Ethanol has long had home brewers, and permits are available through the Alcohol and Tobacco Tax and Trade Bureau. (You must be a property owner and agree to make your ethanol outdoors.) But there are plenty of reasons to question whether personal fueling systems will become the fuel industry's version of the personal computer.

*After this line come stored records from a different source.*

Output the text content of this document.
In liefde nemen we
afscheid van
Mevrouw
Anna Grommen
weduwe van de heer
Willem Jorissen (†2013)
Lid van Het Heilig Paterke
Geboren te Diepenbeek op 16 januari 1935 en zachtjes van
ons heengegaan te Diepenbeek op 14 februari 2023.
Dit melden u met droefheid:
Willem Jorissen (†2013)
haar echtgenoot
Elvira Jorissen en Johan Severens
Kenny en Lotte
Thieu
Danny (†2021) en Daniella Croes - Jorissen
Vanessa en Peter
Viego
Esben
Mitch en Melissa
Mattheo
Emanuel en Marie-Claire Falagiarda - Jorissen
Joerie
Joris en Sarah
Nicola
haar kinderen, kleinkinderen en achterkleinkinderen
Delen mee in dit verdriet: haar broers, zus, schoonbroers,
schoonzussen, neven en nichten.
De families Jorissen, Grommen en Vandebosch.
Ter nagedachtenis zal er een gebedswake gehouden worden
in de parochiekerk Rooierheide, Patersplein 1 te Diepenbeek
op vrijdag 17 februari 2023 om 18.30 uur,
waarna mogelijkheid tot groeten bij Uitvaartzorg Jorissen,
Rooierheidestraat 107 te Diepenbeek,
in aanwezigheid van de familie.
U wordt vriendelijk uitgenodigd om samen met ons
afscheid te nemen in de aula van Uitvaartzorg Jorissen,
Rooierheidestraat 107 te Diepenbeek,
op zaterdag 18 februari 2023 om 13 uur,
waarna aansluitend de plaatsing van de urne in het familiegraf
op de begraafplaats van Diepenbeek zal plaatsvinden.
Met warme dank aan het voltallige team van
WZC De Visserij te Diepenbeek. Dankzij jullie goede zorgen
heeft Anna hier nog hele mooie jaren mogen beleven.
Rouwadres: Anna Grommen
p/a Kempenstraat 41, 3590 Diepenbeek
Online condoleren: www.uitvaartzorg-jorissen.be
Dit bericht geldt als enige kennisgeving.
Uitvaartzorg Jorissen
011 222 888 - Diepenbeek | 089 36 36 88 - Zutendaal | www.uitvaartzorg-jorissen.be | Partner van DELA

For starters, sugar-based ethanol doesn't look much cheaper than gas. It takes up to 14 pounds, or 6.5 kilograms, of sugar to make a gallon of ethanol, and raw sugar sells in the United States for about 20 cents a pound, says Michael Salassi, a professor in the Department of Agricultural Economics at Louisiana State University. But Quinn says that, as of January this year, under the North American Free Trade Agreement, he can buy inedible sugar from Mexico for as little as 2.5 cents a pound, which puts the math in his favor. While this type of sugar has not been sold to consumers, E-Fuel says it is developing a distribution network for it.

In addition, it's illegal in the United States to operate a car on 100 percent ethanol, with exceptions for off-road vehicles like Indy cars and farm equipment. Quinn has a U.S. permit to make his own fuel, and believes if MicroFuelers start popping up like swimming pools, regulators will adapt by certifying pure ethanol for cars.

Despite all the hurdles, Quinn and Butterfield may be on to something.
There are plenty of consumers who want to reduce their carbon footprint and are willing to make an upfront investment to do it — consider the success of the Prius.

And if oil prices continue to rise, the economics of buying a MicroFueler will only become better and better.